Seattle Gay News 3/9/2001 School shooter taunted as 'Gay' by Barbara Dozetos
Gay.com/PlanetOut Network
Anti-Gay ridiculing may have played a role in the Santana High School shooting earlier this week.
The taunts of fellow students who called him Gay mentally tormented the 15-year-old boy who opened fire on schoolmates in a San Diego suburb this week, say friends.
In an interview on NBC's "Today" show, Mary Nederlander and her daughter, the former girlfriend of accused gunman Charles Andrew Williams, described Williams as an unusual but popular and caring young man, who was miserable in his new home.
Nederlander said that since Williams moved from his Maryland hometown to California, he had sent her e-mail describing taunting from fellow students at Santana High School. "They were teasing him, calling him 'country boy.' He didn't dress right; he didn't look right. He was skinny. They called him Gay," she said.

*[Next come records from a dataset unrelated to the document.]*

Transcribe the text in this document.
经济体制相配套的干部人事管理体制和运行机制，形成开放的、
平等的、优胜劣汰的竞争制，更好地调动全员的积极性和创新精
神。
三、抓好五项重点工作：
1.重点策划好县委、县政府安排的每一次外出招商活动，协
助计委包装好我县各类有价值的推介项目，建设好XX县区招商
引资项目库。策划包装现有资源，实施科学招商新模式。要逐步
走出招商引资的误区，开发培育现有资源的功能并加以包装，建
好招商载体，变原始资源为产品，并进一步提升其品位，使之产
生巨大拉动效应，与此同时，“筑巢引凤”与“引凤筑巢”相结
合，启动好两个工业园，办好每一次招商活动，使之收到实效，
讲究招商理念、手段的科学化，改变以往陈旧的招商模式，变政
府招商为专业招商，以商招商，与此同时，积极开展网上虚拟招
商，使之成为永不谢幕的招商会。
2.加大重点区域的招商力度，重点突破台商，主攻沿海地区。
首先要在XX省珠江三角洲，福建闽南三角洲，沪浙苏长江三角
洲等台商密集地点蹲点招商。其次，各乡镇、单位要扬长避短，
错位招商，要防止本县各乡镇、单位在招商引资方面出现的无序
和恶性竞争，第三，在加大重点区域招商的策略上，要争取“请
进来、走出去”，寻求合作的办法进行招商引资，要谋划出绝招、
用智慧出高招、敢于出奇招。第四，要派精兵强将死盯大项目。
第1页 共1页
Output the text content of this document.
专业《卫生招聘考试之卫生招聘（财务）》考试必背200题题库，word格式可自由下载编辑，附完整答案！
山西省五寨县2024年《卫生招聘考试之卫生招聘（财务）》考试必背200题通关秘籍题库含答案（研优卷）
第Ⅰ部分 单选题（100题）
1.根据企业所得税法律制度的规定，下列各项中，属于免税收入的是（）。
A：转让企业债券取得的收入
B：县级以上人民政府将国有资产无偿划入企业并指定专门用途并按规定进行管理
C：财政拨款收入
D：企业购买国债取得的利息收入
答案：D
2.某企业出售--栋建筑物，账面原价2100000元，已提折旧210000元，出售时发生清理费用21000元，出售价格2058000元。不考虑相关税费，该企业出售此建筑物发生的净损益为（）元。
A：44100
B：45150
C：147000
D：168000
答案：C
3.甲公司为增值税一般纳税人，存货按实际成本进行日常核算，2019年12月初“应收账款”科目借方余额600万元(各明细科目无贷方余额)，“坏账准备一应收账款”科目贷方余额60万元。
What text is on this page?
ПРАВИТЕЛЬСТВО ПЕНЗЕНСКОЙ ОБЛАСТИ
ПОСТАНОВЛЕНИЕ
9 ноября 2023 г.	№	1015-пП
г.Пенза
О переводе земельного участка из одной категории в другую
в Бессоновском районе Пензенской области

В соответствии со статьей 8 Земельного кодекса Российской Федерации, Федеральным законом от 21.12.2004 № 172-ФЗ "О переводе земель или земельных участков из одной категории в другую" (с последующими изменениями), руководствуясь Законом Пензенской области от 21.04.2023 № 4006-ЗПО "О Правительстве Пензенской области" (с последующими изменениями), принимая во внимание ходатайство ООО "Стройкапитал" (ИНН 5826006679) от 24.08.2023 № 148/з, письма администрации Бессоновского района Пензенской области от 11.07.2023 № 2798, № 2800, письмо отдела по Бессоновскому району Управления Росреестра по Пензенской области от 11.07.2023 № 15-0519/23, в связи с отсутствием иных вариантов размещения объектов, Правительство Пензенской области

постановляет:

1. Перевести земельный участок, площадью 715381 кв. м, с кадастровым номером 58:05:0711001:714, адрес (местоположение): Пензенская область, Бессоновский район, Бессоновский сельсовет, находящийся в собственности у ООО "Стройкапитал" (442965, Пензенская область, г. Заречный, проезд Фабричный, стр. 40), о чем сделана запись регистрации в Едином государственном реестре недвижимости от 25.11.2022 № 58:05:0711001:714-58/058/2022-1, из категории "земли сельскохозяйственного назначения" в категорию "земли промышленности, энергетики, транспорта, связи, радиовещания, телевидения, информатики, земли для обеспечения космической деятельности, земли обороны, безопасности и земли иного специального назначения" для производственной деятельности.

Williams's story is not unusual, according to the Gay, Lesbian and Straight Education Network (GLSEN). The organization reports that anti-Gay harassment has been a factor in many of the school shooting incidents in the past few years. Referring to a study of U.S. middle and high school students commissioned by the American Association of University Women (AAUW), a GLSEN report concluded, "For boys, no other type of harassment provoked as strong a reaction on average; boys in this study would be less upset about physical abuse than they would be if someone called them Gay."
Williams allegedly fired off more than 30 rounds in the school on March 5, killing two and injuring 13 others.